Questo è quanto scrivevo in un mio antico articolo, steso assieme alla mia amata moglie Anna Carlini che tanto mi aiutato a riflettere sulla realtà monfortese. in questo articolo umilmente mi permettevo di proporre per la parternità dell'opera allo scultore Giovanbattista Mazzolo.
RECENTI STUDI
La mia proposta è stata accolta dagli studiosi . La statua che i devoti di Monforte San Giorgio venerano come quella della Madonna Immacolata è opera che i critici attribuiscono concordemente a Giovambattista Mazzolo. Lo afferma la storica dell’arte Paola Coniglio in un articolo dal titolo “Scultura a Messina all’inizio del Cinquecento. Giovambattista Mazzolo sulla scia di Benedetto da Maiano per il tramite di Antonello Gagini”. Lo scritto è stato pubblicato sul mensile “Prospettiva. Rivista di storia dell’arte antica e moderna” nel numero di aprile del 2020. Ma di esso siamo venuti a conoscenza solo in questi giorni. Trattandosi dell’immagine mariana più amata dai monfortesi è doveroso informare i fedeli delle conclusioni a cui giunge Paola Coniglio.

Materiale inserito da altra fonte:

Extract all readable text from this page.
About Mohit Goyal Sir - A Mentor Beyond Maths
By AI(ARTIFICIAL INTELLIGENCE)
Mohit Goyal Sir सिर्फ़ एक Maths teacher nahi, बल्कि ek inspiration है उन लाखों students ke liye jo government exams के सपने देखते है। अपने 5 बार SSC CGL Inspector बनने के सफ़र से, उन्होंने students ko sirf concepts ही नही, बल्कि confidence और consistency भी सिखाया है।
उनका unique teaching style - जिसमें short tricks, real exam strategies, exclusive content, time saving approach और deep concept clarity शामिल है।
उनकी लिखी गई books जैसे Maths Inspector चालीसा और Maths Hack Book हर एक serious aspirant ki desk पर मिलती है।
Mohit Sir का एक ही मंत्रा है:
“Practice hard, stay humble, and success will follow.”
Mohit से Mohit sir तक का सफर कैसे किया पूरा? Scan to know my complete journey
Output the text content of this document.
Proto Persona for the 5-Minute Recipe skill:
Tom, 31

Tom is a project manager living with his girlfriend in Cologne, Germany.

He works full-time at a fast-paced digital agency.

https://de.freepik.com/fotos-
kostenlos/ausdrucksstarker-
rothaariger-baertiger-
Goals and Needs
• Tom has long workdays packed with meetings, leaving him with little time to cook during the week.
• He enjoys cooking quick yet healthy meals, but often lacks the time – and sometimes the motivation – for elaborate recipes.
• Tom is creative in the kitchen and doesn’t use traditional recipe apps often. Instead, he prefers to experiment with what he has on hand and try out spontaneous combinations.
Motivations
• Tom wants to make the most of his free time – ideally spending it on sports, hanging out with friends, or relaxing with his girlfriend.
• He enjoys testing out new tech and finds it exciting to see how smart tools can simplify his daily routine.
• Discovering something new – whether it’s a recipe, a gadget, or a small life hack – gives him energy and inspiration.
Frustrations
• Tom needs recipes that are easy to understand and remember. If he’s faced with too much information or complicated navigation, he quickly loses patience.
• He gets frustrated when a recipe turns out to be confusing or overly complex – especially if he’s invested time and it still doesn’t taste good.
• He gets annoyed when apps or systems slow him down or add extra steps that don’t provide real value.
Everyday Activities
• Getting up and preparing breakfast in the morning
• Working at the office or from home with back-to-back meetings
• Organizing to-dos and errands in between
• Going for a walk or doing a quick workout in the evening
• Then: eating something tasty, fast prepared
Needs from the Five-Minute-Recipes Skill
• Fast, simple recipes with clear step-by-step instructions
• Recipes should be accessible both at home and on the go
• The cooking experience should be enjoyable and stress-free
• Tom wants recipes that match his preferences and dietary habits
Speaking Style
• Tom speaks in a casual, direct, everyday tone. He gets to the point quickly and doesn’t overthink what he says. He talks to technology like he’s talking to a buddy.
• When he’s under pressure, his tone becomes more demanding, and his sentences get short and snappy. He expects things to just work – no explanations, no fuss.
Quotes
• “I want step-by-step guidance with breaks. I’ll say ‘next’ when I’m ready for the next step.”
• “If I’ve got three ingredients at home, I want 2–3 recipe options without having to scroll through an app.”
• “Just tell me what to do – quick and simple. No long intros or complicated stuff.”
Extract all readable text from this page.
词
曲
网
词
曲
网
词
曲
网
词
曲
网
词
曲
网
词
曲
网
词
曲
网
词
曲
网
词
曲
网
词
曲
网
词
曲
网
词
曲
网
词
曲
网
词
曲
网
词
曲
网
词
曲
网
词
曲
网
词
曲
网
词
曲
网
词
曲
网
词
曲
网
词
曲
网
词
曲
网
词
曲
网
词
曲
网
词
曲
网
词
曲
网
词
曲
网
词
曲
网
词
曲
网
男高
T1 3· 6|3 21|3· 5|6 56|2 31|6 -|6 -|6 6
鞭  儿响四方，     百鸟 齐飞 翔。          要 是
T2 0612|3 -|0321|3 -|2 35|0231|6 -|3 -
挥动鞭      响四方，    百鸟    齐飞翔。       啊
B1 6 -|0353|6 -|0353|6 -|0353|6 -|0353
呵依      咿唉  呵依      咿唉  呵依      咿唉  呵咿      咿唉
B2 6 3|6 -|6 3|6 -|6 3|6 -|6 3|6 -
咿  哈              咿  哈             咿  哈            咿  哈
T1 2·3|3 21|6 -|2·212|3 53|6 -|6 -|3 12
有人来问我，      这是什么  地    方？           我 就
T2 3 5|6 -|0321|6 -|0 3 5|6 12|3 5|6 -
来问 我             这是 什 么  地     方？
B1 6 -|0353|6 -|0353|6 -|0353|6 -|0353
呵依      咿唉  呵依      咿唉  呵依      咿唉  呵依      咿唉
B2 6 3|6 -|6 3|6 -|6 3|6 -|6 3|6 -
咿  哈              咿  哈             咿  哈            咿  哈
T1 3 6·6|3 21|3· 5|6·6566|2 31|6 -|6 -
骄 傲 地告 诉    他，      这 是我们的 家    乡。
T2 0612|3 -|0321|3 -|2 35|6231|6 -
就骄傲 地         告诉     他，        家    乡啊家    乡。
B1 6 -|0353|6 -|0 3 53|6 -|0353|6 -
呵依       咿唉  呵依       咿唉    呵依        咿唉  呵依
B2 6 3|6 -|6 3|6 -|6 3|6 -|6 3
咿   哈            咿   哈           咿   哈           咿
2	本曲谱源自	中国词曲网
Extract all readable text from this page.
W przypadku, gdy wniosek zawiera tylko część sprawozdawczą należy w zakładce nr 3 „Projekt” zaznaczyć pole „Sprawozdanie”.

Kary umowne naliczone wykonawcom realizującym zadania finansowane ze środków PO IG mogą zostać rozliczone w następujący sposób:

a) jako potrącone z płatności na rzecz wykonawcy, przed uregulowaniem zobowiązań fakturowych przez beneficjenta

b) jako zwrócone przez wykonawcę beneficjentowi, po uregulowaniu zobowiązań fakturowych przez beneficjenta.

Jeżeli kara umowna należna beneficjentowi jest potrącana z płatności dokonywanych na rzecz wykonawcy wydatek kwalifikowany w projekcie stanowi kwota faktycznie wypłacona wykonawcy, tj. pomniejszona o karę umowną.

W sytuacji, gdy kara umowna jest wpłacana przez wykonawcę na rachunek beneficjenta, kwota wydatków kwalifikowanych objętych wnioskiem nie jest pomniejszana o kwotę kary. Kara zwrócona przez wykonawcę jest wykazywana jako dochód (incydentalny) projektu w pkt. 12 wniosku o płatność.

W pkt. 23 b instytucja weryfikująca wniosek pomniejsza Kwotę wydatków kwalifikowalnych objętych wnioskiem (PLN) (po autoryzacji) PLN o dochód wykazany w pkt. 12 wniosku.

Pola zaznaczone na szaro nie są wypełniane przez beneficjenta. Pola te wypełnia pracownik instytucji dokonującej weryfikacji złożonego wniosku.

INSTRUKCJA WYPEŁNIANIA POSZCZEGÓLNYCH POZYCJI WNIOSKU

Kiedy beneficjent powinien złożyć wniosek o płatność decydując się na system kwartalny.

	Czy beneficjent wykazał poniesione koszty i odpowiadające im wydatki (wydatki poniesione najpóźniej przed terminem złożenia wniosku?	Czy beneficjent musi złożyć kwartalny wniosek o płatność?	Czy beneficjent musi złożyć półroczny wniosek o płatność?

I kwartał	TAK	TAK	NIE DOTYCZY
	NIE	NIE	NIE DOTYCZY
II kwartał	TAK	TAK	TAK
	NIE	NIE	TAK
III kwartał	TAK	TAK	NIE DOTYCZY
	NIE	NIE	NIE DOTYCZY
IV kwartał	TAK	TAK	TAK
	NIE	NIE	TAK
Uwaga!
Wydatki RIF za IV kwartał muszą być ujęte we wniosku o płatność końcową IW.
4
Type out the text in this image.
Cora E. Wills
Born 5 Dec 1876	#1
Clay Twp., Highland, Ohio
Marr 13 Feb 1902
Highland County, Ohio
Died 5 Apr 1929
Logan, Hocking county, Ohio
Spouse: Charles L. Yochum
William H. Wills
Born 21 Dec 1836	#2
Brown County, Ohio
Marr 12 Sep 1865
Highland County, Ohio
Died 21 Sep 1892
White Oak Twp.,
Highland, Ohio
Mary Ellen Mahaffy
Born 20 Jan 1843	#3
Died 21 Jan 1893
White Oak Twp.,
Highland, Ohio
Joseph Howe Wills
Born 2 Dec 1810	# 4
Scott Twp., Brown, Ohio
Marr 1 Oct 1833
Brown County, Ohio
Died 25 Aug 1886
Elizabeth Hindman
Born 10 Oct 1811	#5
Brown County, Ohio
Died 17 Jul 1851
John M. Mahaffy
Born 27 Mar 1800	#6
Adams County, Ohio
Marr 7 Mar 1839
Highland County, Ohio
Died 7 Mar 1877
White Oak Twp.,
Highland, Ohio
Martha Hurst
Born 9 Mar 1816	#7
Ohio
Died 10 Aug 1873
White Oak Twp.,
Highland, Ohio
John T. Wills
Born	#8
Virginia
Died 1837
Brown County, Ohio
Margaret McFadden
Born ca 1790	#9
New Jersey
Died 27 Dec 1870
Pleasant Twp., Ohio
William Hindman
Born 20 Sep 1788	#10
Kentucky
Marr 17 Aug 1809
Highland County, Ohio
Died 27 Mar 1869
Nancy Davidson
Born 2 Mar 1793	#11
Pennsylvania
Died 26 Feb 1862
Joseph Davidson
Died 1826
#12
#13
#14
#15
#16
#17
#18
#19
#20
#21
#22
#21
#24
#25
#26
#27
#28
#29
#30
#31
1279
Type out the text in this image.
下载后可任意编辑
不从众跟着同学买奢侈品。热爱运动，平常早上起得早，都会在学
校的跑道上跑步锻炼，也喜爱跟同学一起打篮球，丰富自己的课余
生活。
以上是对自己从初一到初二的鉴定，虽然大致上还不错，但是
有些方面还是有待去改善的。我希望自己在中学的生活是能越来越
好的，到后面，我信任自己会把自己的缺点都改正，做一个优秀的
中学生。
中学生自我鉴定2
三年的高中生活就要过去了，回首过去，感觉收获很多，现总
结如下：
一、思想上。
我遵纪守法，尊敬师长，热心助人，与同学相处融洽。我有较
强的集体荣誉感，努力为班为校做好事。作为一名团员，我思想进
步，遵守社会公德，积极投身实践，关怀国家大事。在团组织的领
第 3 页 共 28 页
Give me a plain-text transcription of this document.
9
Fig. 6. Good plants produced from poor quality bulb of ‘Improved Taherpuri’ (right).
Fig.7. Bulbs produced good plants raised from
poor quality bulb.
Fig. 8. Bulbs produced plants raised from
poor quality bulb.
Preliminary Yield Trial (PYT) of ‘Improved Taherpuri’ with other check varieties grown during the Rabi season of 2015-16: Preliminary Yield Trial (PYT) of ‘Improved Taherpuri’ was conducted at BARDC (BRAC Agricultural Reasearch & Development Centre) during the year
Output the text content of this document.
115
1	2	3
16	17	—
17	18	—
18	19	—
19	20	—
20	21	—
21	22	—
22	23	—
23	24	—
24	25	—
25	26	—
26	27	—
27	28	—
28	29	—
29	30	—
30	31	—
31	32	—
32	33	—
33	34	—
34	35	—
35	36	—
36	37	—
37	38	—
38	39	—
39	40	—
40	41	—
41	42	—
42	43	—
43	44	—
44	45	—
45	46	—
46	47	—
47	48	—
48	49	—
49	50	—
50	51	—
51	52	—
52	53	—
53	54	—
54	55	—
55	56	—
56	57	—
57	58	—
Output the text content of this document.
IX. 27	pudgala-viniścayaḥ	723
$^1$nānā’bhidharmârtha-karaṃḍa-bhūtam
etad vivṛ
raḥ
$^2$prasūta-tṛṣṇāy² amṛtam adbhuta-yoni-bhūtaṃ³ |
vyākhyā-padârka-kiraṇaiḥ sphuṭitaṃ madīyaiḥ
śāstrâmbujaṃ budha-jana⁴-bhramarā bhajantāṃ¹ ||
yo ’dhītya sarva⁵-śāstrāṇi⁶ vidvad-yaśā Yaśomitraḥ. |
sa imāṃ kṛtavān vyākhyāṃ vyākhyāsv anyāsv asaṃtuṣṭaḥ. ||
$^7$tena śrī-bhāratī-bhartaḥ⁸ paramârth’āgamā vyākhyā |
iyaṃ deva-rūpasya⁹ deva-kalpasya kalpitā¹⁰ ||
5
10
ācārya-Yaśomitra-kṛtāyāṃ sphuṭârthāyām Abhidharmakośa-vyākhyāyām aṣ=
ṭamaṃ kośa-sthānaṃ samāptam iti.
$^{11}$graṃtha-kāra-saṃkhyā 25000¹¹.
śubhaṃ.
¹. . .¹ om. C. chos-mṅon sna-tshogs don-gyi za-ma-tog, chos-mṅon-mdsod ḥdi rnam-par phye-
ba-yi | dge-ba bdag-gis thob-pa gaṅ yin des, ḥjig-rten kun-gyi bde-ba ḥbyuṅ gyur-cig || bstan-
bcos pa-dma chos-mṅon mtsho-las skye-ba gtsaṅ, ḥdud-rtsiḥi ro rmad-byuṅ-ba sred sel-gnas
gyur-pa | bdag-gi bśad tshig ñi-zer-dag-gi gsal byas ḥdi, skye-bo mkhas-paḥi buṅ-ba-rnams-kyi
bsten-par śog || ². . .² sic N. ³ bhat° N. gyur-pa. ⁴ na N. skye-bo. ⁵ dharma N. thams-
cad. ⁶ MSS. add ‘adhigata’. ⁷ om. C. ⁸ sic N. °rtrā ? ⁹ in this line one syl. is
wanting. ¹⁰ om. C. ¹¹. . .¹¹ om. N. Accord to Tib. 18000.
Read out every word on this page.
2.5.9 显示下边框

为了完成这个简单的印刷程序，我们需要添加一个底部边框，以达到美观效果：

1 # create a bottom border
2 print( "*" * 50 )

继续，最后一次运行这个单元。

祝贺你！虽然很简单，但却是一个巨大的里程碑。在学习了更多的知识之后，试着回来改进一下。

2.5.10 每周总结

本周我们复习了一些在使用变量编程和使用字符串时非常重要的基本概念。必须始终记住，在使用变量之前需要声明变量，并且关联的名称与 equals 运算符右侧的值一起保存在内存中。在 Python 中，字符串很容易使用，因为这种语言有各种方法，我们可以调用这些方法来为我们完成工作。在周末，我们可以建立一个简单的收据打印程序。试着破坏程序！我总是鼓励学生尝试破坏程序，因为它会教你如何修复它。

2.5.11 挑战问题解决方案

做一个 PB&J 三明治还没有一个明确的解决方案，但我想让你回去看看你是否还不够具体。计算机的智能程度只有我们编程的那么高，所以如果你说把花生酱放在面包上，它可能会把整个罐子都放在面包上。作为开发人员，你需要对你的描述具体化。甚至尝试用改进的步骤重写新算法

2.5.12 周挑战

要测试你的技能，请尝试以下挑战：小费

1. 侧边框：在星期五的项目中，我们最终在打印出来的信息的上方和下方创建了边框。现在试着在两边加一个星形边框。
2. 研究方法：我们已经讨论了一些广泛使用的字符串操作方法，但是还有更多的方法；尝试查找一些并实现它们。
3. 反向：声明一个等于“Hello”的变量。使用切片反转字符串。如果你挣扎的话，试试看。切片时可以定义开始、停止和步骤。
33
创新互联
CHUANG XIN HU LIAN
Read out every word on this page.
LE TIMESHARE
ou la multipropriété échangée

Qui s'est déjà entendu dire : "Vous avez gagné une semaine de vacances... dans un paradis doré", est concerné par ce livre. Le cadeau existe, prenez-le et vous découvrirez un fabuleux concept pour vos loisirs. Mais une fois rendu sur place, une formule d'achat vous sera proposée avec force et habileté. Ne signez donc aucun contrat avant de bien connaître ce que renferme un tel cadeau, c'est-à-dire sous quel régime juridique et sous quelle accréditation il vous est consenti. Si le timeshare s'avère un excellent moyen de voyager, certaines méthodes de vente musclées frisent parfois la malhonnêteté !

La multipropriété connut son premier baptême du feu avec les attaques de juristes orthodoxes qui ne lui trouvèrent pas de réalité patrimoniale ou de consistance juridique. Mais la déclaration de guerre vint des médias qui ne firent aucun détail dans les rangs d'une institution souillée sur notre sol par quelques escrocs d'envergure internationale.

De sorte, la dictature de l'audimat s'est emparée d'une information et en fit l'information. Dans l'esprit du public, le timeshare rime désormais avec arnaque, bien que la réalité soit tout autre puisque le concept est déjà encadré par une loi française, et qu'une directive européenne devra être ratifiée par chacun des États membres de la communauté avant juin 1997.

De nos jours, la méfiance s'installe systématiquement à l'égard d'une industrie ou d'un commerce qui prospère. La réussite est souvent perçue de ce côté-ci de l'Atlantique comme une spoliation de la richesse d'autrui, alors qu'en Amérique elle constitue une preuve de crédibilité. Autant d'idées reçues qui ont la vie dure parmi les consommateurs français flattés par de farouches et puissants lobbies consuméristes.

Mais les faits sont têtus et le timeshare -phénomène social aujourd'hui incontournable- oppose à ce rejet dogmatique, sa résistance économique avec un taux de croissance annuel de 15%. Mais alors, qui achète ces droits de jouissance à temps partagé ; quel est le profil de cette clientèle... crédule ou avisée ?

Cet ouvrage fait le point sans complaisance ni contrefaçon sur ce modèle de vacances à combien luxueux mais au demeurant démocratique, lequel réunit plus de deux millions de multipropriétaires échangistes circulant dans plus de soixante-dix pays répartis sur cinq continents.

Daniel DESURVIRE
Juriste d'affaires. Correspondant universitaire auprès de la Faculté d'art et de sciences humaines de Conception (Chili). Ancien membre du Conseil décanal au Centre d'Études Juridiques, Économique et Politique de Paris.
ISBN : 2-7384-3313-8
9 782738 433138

Ma prima è utile dare qualche informazione su Giovambattista Mazzolo. Di lui sappiamo che era nativo di Carrara e quando nel 1508 Antonello Gagini si trasferì a Palermo, occupò a Messina il posto da lui lasciato libero. L’ideale passaggio di consegne tra i due è stato così esemplificato dall’erudito palermitano Gioacchino Di Marzo: “Niuno però, per bravo che fosse nella scultura, riuscì ad avere ivi [a Messina] acquistato celebrità come ve l’acquistò, benché ventenne, il Gagini, il quale in men di dieci anni di suo soggiorno cominciò a rivelarvi in tal guisa la singolarità del suo genio e del suo divin magistero e quindi vi pervenne a tanta eccellenza di fama che per Messina non solo, e per vari luoghi dell’isola fu senza posa ad alti lavori adibito […] ma quando dalla stessa celebrità del suo nome fu egli di nuovo tratto in Palermo sua patria a produrvi le più insigni sue opere e vi rinvenne il miglior campo ed il maggior centro a diffondere ovunque per l’isola ed al di fuori i continui portenti del suo scalpello, restò Messina priva in lui d’una gloria, ond’ella, siccome fu poi Palermo, sarebbe stata a capo del più grande e meraviglioso sviluppo della siciliana scultura […] essendo dunque allora più che mai stato bisogno in Messina d’un bravo scultore, che avesse preso in mano le sorti dell’arte e supplito al possibile il vuoto lasciato dal Gagini, ben fu ad ascrivere a ventura l’averlo trovato in un Giambattista Mazzolo da Carrara, il quale, non guari dopo andatone quello, appare fermamente quivi di già stabilito” (G. di Marzo, I Gagini e la scultura ..., Vol. I, pp. 745-746). Antonello Gagini si era formato a Firenze al fianco di Benedetto da Maiano, personalità assai notevole della cultura fiorentina del secondo Quattrocento e la sua presenza a Messina è documentata a partire dal 1498, quando all’incirca ventenne- come afferma la Coniglio- si era fatto subito apprezzare per la raffinatezza dell’intaglio e la morbidezza delle carni, unite all’intensità espressiva tanto da essere capace di produrre capolavori d’armonia compositiva diffondendo nello scenario scultoreo della Sicilia (e della Calabria) d’inizio Cinquecento, il nuovo linguaggio toscano prodromo della “Maniera moderna”.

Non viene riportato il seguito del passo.